В спустившихся сумерках она молча пошла за Матвеем к сараю. Легли под навесом, в арбе.

— Ну, расскажи, жена, как мужа ждала. Как с Леденевым, красным чертом, спуталась, — сказал он словно тем же, что с отцом, блудливым, подлым голосом.

— Весело тебе? — устало укорила Дарья, не отодвигаясь.

— Без шутки и вовсе повеситься можно. Отец вон, и то — лежит, а шуткует. Ступай, мол, к жене, отлюби за все горькое, а то ить и вправду с каким-нибудь залетным комиссаром убежит — от бабьего-то голода. Со смехом страх выходит, тоже как и тоска.
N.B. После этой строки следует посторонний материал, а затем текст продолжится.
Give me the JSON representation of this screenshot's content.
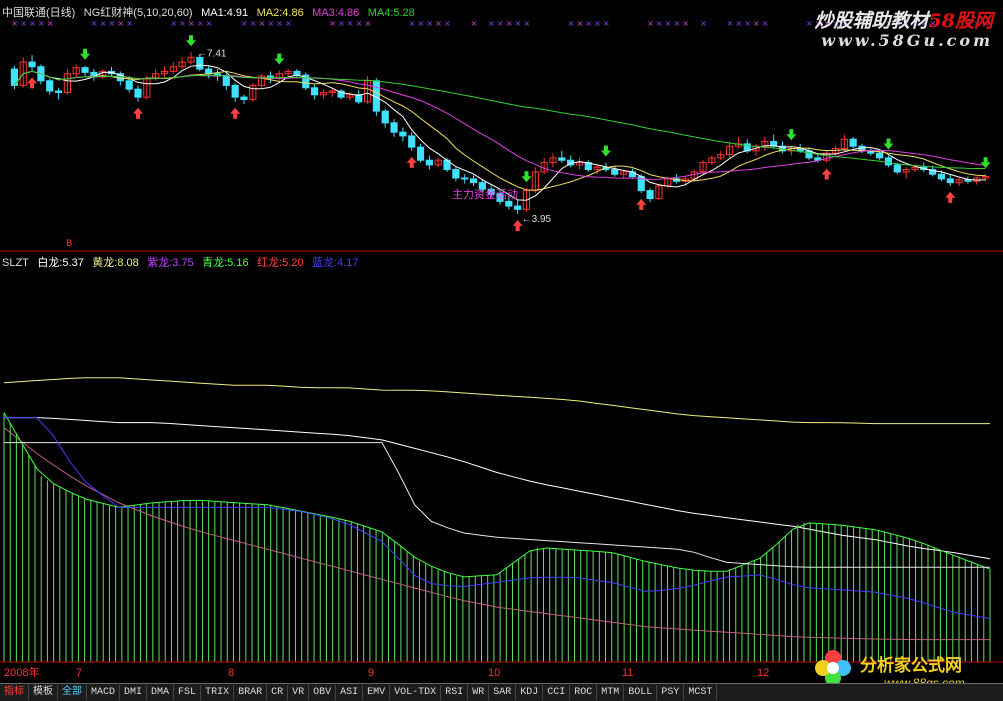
{
  "colors": {
    "bg": "#000000",
    "up": "#ff3030",
    "down": "#40e0ff",
    "ma1": "#ffffff",
    "ma2": "#f0e060",
    "ma3": "#e040e0",
    "ma4": "#30d030",
    "white_dragon": "#ffffff",
    "yellow_dragon": "#f0f080",
    "purple_dragon": "#c040ff",
    "cyan_dragon": "#40ff40",
    "red_dragon": "#ff4040",
    "blue_dragon": "#4040ff",
    "green_hist": "#60e060",
    "pink_line": "#c06080",
    "dash": "#c00000",
    "axis_text": "#ff3030"
  },
  "header": {
    "stock": "中国联通(日线)",
    "indicator": "NG红财神(5,10,20,60)",
    "ma1": "MA1:4.91",
    "ma2": "MA2:4.86",
    "ma3": "MA3:4.86",
    "ma4": "MA4:5.28"
  },
  "indicator_header": {
    "name": "SLZT",
    "white": "白龙:5.37",
    "yellow": "黄龙:8.08",
    "purple": "紫龙:3.75",
    "cyan": "青龙:5.16",
    "red": "红龙:5.20",
    "blue": "蓝龙:4.17"
  },
  "annotations": {
    "high_label": "7.41",
    "low_label": "3.95",
    "main_activity": "主力资金活动",
    "signal_mark": "B"
  },
  "watermarks": {
    "site1_black": "炒股辅助教材",
    "site1_red": "58股网",
    "site1_url": "www.58Gu.com",
    "site2_name": "分析家公式网",
    "site2_url": "www.88gs.com"
  },
  "x_axis": {
    "year": "2008年",
    "months": [
      "7",
      "8",
      "9",
      "10",
      "11",
      "12"
    ]
  },
  "tabs": [
    "指标",
    "模板",
    "全部",
    "MACD",
    "DMI",
    "DMA",
    "FSL",
    "TRIX",
    "BRAR",
    "CR",
    "VR",
    "OBV",
    "ASI",
    "EMV",
    "VOL-TDX",
    "RSI",
    "WR",
    "SAR",
    "KDJ",
    "CCI",
    "ROC",
    "MTM",
    "BOLL",
    "PSY",
    "MCST"
  ],
  "chart_data": [
    {
      "type": "candlestick",
      "title": "中国联通(日线)",
      "note": "daily OHLC estimated from the screenshot, Jun–Dec 2008",
      "ohlc": [
        [
          7.05,
          7.12,
          6.62,
          6.7
        ],
        [
          6.7,
          7.3,
          6.65,
          7.2
        ],
        [
          7.2,
          7.35,
          7.0,
          7.1
        ],
        [
          7.1,
          7.15,
          6.72,
          6.8
        ],
        [
          6.8,
          6.85,
          6.5,
          6.58
        ],
        [
          6.58,
          6.65,
          6.4,
          6.55
        ],
        [
          6.55,
          7.05,
          6.5,
          6.95
        ],
        [
          6.95,
          7.15,
          6.88,
          7.08
        ],
        [
          7.08,
          7.12,
          6.9,
          6.98
        ],
        [
          6.98,
          7.05,
          6.8,
          6.88
        ],
        [
          6.88,
          7.05,
          6.85,
          7.0
        ],
        [
          7.0,
          7.1,
          6.9,
          6.95
        ],
        [
          6.95,
          7.0,
          6.7,
          6.8
        ],
        [
          6.8,
          6.9,
          6.55,
          6.62
        ],
        [
          6.62,
          6.7,
          6.35,
          6.45
        ],
        [
          6.45,
          6.9,
          6.4,
          6.85
        ],
        [
          6.85,
          7.05,
          6.8,
          6.95
        ],
        [
          6.95,
          7.1,
          6.88,
          7.0
        ],
        [
          7.0,
          7.2,
          6.95,
          7.1
        ],
        [
          7.1,
          7.3,
          7.05,
          7.2
        ],
        [
          7.2,
          7.41,
          7.15,
          7.3
        ],
        [
          7.3,
          7.35,
          7.0,
          7.05
        ],
        [
          7.05,
          7.12,
          6.85,
          6.95
        ],
        [
          6.95,
          7.05,
          6.8,
          6.9
        ],
        [
          6.9,
          6.95,
          6.6,
          6.7
        ],
        [
          6.7,
          6.75,
          6.35,
          6.45
        ],
        [
          6.45,
          6.5,
          6.3,
          6.4
        ],
        [
          6.4,
          6.75,
          6.35,
          6.7
        ],
        [
          6.7,
          6.95,
          6.65,
          6.9
        ],
        [
          6.9,
          7.0,
          6.75,
          6.85
        ],
        [
          6.85,
          7.02,
          6.8,
          6.95
        ],
        [
          6.95,
          7.05,
          6.85,
          7.0
        ],
        [
          7.0,
          7.05,
          6.85,
          6.92
        ],
        [
          6.92,
          6.98,
          6.6,
          6.65
        ],
        [
          6.65,
          6.72,
          6.4,
          6.5
        ],
        [
          6.5,
          6.62,
          6.42,
          6.55
        ],
        [
          6.55,
          6.65,
          6.45,
          6.58
        ],
        [
          6.58,
          6.62,
          6.4,
          6.45
        ],
        [
          6.45,
          6.55,
          6.38,
          6.5
        ],
        [
          6.5,
          6.6,
          6.3,
          6.35
        ],
        [
          6.35,
          6.9,
          6.3,
          6.8
        ],
        [
          6.8,
          6.85,
          6.05,
          6.15
        ],
        [
          6.15,
          6.2,
          5.8,
          5.9
        ],
        [
          5.9,
          5.98,
          5.6,
          5.7
        ],
        [
          5.7,
          5.8,
          5.5,
          5.62
        ],
        [
          5.62,
          5.7,
          5.3,
          5.38
        ],
        [
          5.38,
          5.45,
          5.05,
          5.1
        ],
        [
          5.1,
          5.2,
          4.9,
          5.0
        ],
        [
          5.0,
          5.15,
          4.95,
          5.1
        ],
        [
          5.1,
          5.15,
          4.85,
          4.9
        ],
        [
          4.9,
          4.95,
          4.65,
          4.72
        ],
        [
          4.72,
          4.8,
          4.6,
          4.7
        ],
        [
          4.7,
          4.78,
          4.55,
          4.62
        ],
        [
          4.62,
          4.7,
          4.4,
          4.48
        ],
        [
          4.48,
          4.55,
          4.3,
          4.38
        ],
        [
          4.38,
          4.45,
          4.15,
          4.22
        ],
        [
          4.22,
          4.3,
          4.05,
          4.12
        ],
        [
          4.12,
          4.25,
          3.95,
          4.05
        ],
        [
          4.05,
          4.5,
          4.0,
          4.45
        ],
        [
          4.45,
          4.95,
          4.4,
          4.85
        ],
        [
          4.85,
          5.15,
          4.8,
          5.05
        ],
        [
          5.05,
          5.25,
          4.95,
          5.15
        ],
        [
          5.15,
          5.3,
          5.05,
          5.1
        ],
        [
          5.1,
          5.2,
          4.95,
          5.0
        ],
        [
          5.0,
          5.15,
          4.9,
          5.05
        ],
        [
          5.05,
          5.1,
          4.85,
          4.9
        ],
        [
          4.9,
          5.0,
          4.8,
          4.95
        ],
        [
          4.95,
          5.05,
          4.85,
          4.9
        ],
        [
          4.9,
          4.98,
          4.75,
          4.8
        ],
        [
          4.8,
          4.9,
          4.7,
          4.85
        ],
        [
          4.85,
          4.92,
          4.7,
          4.75
        ],
        [
          4.75,
          4.8,
          4.4,
          4.45
        ],
        [
          4.45,
          4.5,
          4.2,
          4.28
        ],
        [
          4.28,
          4.6,
          4.25,
          4.55
        ],
        [
          4.55,
          4.75,
          4.5,
          4.7
        ],
        [
          4.7,
          4.8,
          4.6,
          4.65
        ],
        [
          4.65,
          4.75,
          4.55,
          4.7
        ],
        [
          4.7,
          4.9,
          4.65,
          4.85
        ],
        [
          4.85,
          5.1,
          4.8,
          5.05
        ],
        [
          5.05,
          5.2,
          5.0,
          5.15
        ],
        [
          5.15,
          5.3,
          5.1,
          5.22
        ],
        [
          5.22,
          5.5,
          5.15,
          5.4
        ],
        [
          5.4,
          5.6,
          5.35,
          5.45
        ],
        [
          5.45,
          5.55,
          5.25,
          5.3
        ],
        [
          5.3,
          5.45,
          5.2,
          5.4
        ],
        [
          5.4,
          5.6,
          5.3,
          5.5
        ],
        [
          5.5,
          5.65,
          5.35,
          5.4
        ],
        [
          5.4,
          5.5,
          5.25,
          5.3
        ],
        [
          5.3,
          5.4,
          5.2,
          5.35
        ],
        [
          5.35,
          5.45,
          5.25,
          5.3
        ],
        [
          5.3,
          5.38,
          5.1,
          5.15
        ],
        [
          5.15,
          5.25,
          5.05,
          5.1
        ],
        [
          5.1,
          5.3,
          5.05,
          5.25
        ],
        [
          5.25,
          5.4,
          5.2,
          5.35
        ],
        [
          5.35,
          5.65,
          5.3,
          5.55
        ],
        [
          5.55,
          5.6,
          5.35,
          5.4
        ],
        [
          5.4,
          5.45,
          5.25,
          5.3
        ],
        [
          5.3,
          5.35,
          5.2,
          5.25
        ],
        [
          5.25,
          5.3,
          5.1,
          5.15
        ],
        [
          5.15,
          5.2,
          4.95,
          5.0
        ],
        [
          5.0,
          5.05,
          4.8,
          4.85
        ],
        [
          4.85,
          4.95,
          4.7,
          4.9
        ],
        [
          4.9,
          5.0,
          4.85,
          4.95
        ],
        [
          4.95,
          5.05,
          4.85,
          4.9
        ],
        [
          4.9,
          4.98,
          4.75,
          4.8
        ],
        [
          4.8,
          4.88,
          4.65,
          4.7
        ],
        [
          4.7,
          4.78,
          4.55,
          4.62
        ],
        [
          4.62,
          4.72,
          4.55,
          4.68
        ],
        [
          4.68,
          4.75,
          4.6,
          4.65
        ],
        [
          4.65,
          4.75,
          4.58,
          4.72
        ],
        [
          4.72,
          4.8,
          4.65,
          4.75
        ]
      ],
      "ma_periods": [
        5,
        10,
        20,
        60
      ],
      "ylim": [
        3.5,
        8.1
      ],
      "high_label": 7.41,
      "low_label": 3.95
    },
    {
      "type": "line",
      "title": "SLZT",
      "note": "dragon lines and green histogram estimated from screenshot",
      "series": [
        {
          "name": "白龙",
          "values": [
            8.2,
            8.2,
            8.15,
            8.1,
            8.1,
            8.05,
            8.0,
            7.95,
            7.9,
            7.85,
            7.75,
            7.55,
            7.35,
            7.1,
            6.9,
            6.75,
            6.6,
            6.45,
            6.3,
            6.2,
            6.1,
            6.0,
            5.85,
            5.75,
            5.6,
            5.5,
            5.37
          ]
        },
        {
          "name": "黄龙",
          "values": [
            8.9,
            8.95,
            9.0,
            9.0,
            8.95,
            8.9,
            8.85,
            8.85,
            8.8,
            8.8,
            8.75,
            8.75,
            8.7,
            8.65,
            8.6,
            8.55,
            8.45,
            8.35,
            8.25,
            8.2,
            8.15,
            8.1,
            8.1,
            8.08,
            8.08,
            8.08,
            8.08
          ]
        },
        {
          "name": "紫龙",
          "values": [
            8.0,
            7.4,
            6.9,
            6.5,
            6.2,
            5.95,
            5.75,
            5.55,
            5.35,
            5.15,
            4.95,
            4.75,
            4.55,
            4.4,
            4.3,
            4.2,
            4.1,
            4.0,
            3.95,
            3.9,
            3.85,
            3.8,
            3.78,
            3.76,
            3.75,
            3.75,
            3.75
          ]
        },
        {
          "name": "青龙",
          "values": [
            8.3,
            7.0,
            6.6,
            6.4,
            6.5,
            6.55,
            6.5,
            6.45,
            6.3,
            6.15,
            5.9,
            5.3,
            5.0,
            5.05,
            5.6,
            5.55,
            5.5,
            5.3,
            5.15,
            5.1,
            5.4,
            6.1,
            6.05,
            5.95,
            5.75,
            5.45,
            5.16
          ]
        },
        {
          "name": "红龙",
          "values": [
            7.7,
            7.7,
            7.7,
            7.7,
            7.7,
            7.7,
            7.7,
            7.7,
            7.7,
            7.7,
            7.7,
            6.2,
            5.9,
            5.8,
            5.75,
            5.7,
            5.65,
            5.6,
            5.55,
            5.3,
            5.25,
            5.2,
            5.2,
            5.2,
            5.2,
            5.2,
            5.2
          ]
        },
        {
          "name": "蓝龙",
          "values": [
            8.2,
            8.2,
            7.0,
            6.4,
            6.4,
            6.4,
            6.4,
            6.4,
            6.3,
            6.1,
            5.7,
            4.9,
            4.8,
            4.9,
            5.0,
            5.0,
            4.9,
            4.7,
            4.8,
            5.0,
            5.05,
            4.8,
            4.75,
            4.7,
            4.55,
            4.3,
            4.17
          ]
        }
      ],
      "ylim": [
        3.3,
        11.2
      ]
    }
  ]
}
— Из Ромки небось уж не выйдет: режь — кровь не течет. За что его Асю убили? Дите ить носила. Такую красоту сгубили, и не вздохнули, сукины сыны, ни по-людски, ни по-мужчински. Ить я ее всю оглядела — какую ж мой Ромашка взял замест меня. Кубыть и позавидовала на ее наружность. Худая только, вроде барышни. В стану как оса, вот пузо и выперло, с того-то я и испужалась попервой: а ну как схватывать начнет — да и разродится мне прямо в подол. Такая жаль меня взяла. Нет, думаю, не отдам, придут казаки забирать — так поперек дороги лягу. Уж мне ли не знать, каково это — дите свое бояться уронить. С каждой матерью будет у меня солидарность. Он там, в утробе, ить не красный и не белый, и как родится, не за революцию орет, а одну только титьку и просит. Отец его, может, и волк, да сам он пока не в шерсти. Не отдам. Да где там? Оторвали. Как вспомню, так возле пупка и заноет, кубыть саму в живот бузуют сапожищами, до него, до дити, добираются. А у Ромашки-то, наверное, ишо и не так болит. Вот оттого и рубит вас без жалости, не глядит, что у вас тоже жены с ребятами малыми.
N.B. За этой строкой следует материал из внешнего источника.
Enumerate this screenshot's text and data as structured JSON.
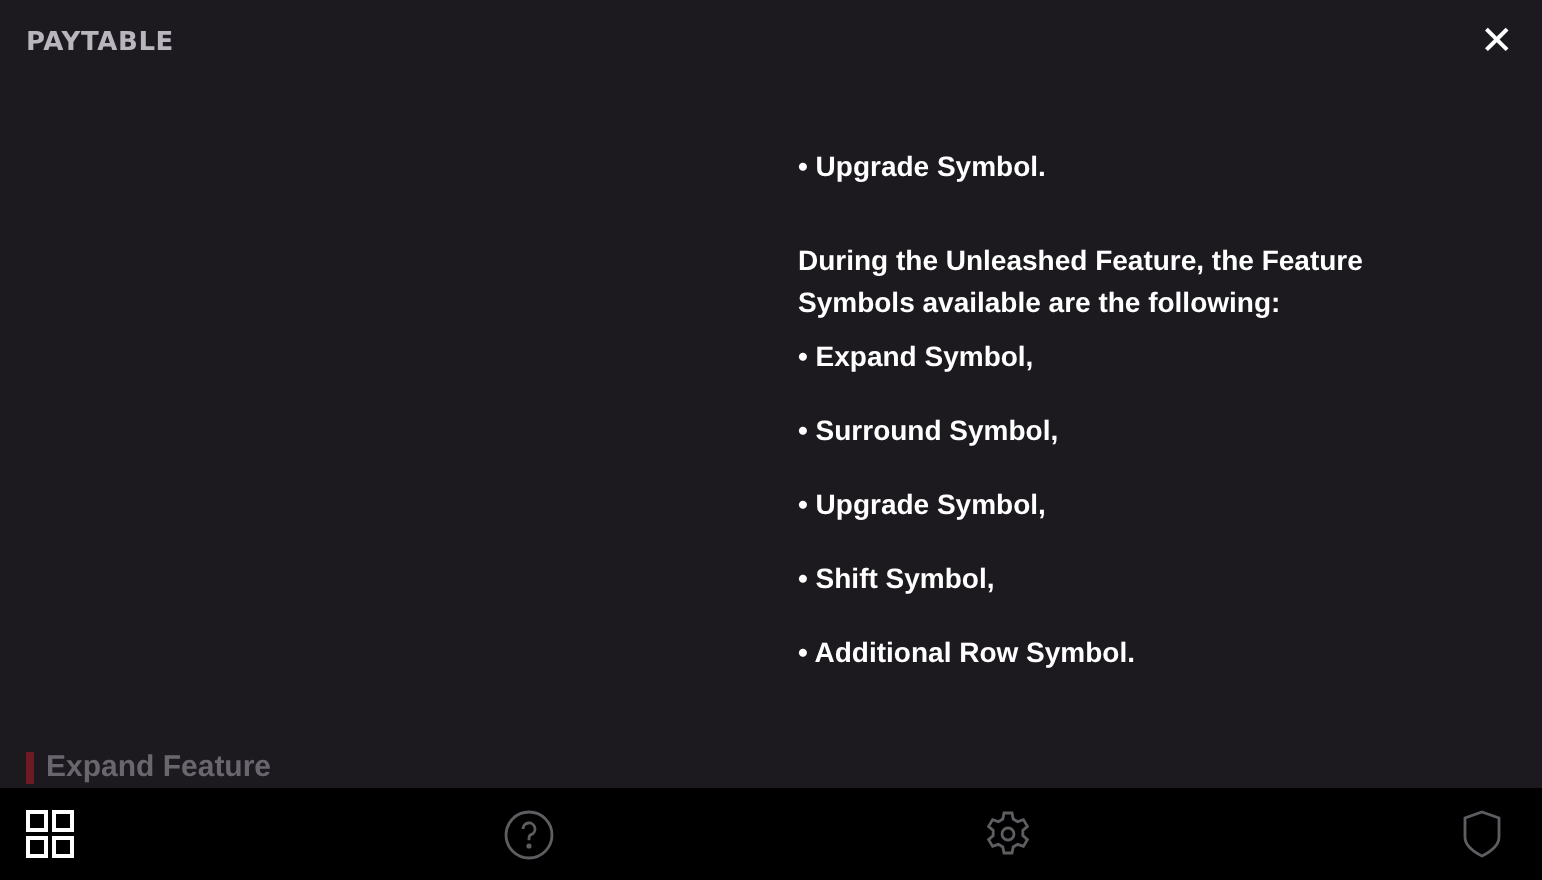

— А он, может, по ней и не шибко терзается, — вырвалось у Матвея. — Сам себе сердце вырезал, чтобы стать ишо злей.

— Это как? — не поверила Дарья.

— А вот так. Сам такую планиду себе предназначил. Они, большевики, какие идут в самых первых рядах, ни себя не жалеют, ни родные кровя. Мы-то с Гришкой за себя воюем да за вашу хорошую жизнь, а он за мировое счастье.

— Откуда же ты знаешь это про него?

— Так и Мирон таков же — его-то я сколько-нибудь могу понимать. А вот Ромашку твоего — бог знает. Он, может, только за себя воюет. Ить вон как его вознесла революция — дивизией заворачивает. Это мы с тобой мелочь вроде сенной трухи, какая с воза на ходу трусится да к колесам пристает, никому нас с тобой и не видно, а он, что называется, историю вершит, считай, что уже с Богом состязается. Господь Создатель землю сотворил и дал ее людишкам в пользование, а он ишо лучше берется устроить — всех равными поделать и ныне, и присно, и во веки веков. Вот какую ему силу революция дала. А Ася его — ну вроде как в уплату.

— Да разве же найдется человек, который на такую цену согласится? А любить-то кого? — поежилась Дарья.

— А всех и любить. А по отдельности, выходит, никого… Ну, дела! Казак к жене с войны пришел, а промежду собой только и разговору о чужом мужике, будто он тебе муж, а мне брат.

— Да ить так и выходит, — засмеялась и Дарья. — Оно вишь как судьба управляет. И всё мы с него тянем, с Ромашки, — смерть отводит от нас.

— Комиссары-то к тебе не шибко липли? — как будто лишь теперь и вспомнив о возможности бесчестья, задохнулся от злобы Матвей. — А то, может, молчишь о таком-то?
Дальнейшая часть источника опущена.